Mohamed Nasheed featured in the documentary ‘The Island President’ has been ousted from his post as president of the Maldives.
Nasheed says he expects to be jailed after being ousted from his post earlier in the week in what he said was a coup at gunpoint.
The Vice president Mohamed Waheed Hassan Manik was installed as president.
Protests against Mr Nasheed’s government started after he ordered the military to arrest the criminal court chief justice.
The Maldives officially Republic of Maldives also referred to as the Maldive Islands, is an island nation in the Indian Ocean about 700 kilometres (430 mi) south-west of Sri Lanka and 400 kilometres (250 mi) south-west of India.

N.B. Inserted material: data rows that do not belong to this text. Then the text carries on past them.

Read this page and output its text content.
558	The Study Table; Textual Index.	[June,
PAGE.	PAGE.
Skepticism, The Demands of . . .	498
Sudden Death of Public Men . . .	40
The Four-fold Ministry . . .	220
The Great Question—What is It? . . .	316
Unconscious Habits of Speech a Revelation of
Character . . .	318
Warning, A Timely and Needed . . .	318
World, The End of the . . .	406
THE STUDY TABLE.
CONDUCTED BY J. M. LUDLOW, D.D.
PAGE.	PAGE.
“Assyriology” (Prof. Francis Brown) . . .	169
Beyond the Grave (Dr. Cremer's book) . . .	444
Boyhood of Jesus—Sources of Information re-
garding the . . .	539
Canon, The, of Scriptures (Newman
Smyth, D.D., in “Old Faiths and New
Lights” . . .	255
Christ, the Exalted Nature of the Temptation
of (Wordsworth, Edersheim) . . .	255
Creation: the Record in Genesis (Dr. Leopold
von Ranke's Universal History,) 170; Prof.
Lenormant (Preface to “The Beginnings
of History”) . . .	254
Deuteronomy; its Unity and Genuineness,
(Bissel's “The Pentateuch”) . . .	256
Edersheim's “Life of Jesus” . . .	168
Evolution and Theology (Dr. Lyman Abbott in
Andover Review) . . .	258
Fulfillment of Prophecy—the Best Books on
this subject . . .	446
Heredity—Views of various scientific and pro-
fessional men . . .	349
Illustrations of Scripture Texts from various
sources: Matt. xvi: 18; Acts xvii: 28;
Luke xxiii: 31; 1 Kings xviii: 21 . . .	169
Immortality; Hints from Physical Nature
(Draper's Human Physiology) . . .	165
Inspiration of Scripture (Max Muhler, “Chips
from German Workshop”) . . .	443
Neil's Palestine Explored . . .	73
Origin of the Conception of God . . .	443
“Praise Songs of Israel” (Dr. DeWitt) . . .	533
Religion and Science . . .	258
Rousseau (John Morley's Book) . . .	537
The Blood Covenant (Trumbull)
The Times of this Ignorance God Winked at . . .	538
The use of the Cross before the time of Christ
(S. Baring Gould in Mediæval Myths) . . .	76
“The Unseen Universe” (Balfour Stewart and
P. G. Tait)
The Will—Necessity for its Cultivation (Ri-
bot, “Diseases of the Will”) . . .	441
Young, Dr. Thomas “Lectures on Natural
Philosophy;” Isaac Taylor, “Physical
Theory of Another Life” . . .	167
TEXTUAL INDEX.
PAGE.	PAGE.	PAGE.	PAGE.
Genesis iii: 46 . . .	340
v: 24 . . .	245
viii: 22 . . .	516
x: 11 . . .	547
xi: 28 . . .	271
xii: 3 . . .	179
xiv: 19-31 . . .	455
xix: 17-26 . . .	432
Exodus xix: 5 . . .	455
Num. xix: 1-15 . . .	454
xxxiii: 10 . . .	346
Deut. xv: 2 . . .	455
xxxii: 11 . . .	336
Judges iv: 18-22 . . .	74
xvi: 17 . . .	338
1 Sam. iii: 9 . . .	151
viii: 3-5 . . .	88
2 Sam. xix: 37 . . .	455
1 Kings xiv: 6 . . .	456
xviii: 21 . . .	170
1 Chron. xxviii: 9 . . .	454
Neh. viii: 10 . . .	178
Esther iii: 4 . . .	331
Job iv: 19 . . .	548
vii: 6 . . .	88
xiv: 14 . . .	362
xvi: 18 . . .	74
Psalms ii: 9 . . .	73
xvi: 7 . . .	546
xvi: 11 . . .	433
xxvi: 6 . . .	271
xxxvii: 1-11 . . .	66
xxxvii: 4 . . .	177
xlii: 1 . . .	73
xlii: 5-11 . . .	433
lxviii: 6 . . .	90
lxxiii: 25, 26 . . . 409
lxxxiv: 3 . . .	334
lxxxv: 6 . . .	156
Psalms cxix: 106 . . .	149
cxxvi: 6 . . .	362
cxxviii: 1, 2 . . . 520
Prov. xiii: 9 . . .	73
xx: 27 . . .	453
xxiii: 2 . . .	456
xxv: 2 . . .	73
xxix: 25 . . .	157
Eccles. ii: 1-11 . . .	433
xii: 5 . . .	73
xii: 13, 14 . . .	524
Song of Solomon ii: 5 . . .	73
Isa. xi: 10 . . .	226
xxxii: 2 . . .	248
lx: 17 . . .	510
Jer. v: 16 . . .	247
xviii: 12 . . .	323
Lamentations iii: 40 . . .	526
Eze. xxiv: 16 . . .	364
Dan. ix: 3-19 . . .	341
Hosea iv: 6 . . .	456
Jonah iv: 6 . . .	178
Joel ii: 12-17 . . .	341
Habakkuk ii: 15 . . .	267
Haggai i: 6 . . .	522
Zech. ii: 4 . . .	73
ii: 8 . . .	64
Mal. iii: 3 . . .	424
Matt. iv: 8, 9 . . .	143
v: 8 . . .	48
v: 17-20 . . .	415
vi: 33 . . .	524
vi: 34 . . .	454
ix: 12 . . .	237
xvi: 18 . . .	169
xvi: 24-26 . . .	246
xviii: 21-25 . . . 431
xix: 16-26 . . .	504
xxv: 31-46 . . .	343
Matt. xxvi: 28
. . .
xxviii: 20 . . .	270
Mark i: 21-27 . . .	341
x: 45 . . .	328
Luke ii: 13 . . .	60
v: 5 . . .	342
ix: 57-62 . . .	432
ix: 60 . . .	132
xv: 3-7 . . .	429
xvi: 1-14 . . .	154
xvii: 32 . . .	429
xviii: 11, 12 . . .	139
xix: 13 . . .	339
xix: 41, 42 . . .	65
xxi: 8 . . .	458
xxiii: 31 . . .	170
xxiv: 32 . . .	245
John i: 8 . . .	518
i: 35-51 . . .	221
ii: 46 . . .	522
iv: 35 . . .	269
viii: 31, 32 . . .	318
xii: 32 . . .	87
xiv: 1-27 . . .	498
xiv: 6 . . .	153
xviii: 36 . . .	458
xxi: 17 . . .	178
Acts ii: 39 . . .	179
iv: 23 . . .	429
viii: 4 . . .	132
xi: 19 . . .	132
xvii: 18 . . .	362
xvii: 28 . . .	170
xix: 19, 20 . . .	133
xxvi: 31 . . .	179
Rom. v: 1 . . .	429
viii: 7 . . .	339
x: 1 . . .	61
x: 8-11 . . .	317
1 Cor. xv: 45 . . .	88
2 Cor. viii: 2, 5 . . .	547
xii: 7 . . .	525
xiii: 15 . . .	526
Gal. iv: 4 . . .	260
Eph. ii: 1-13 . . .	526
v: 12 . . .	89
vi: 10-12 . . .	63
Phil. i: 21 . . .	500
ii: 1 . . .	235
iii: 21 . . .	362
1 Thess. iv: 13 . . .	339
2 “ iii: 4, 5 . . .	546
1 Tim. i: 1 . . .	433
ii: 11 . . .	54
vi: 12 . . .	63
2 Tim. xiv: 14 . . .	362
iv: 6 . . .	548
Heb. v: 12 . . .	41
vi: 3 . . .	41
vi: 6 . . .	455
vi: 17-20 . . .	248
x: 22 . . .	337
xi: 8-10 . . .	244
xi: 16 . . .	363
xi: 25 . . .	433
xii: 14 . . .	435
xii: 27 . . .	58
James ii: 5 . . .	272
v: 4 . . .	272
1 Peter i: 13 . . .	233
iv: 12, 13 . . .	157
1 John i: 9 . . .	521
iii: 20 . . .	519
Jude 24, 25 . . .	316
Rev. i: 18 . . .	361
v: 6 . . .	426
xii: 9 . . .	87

The Island President tells the story of President Mohamed Nasheed of the Maldives, a man confronting a problem greater than any other world leader has ever faced–the literal survival of his country and everyone in it.
After leading a twenty-year pro-democracy movement against the brutal regime of Maumoon Abdul Gayoom, surviving repeated imprisonments and torture, Nasheed becomes president at 41, only to encounter a far more implacable adversary than a dictator–the ocean. Considered the lowest lying country in the world, a rise of a mere three meters in sea level would inundate the 1200 islands of the Maldives, rendering the country practically unlivable. Unless dramatic changes are made by the larger countries of the world, the Maldives, like a modern Atlantis, will disappear under the waves.
The Island President captures Nasheed’s first year of office, a time when he influences the direction of international events in a way that few leaders have ever done, even in countries many times the size of the Maldives. Nasheed’s story culminates in his trip to the Copenhagen Climate Summit in 2009, where we get a rare insider’s look at the political deal-making that goes on at such a top-level global assembly. Nasheed is unusually candid about revealing his strategies–leveraging the Maldives’ underdog position, harnessing the power of media, and overcoming deadlocks through an appeal to unity with other developing nations. When all hope fades for any kind of written accord to be signed, Nasheed makes a stirring speech which salvages an agreement. While Copenhagen is judged by many as a failure, it marked the first time in history that China, India, and the United States agreed to reduce carbon emissions.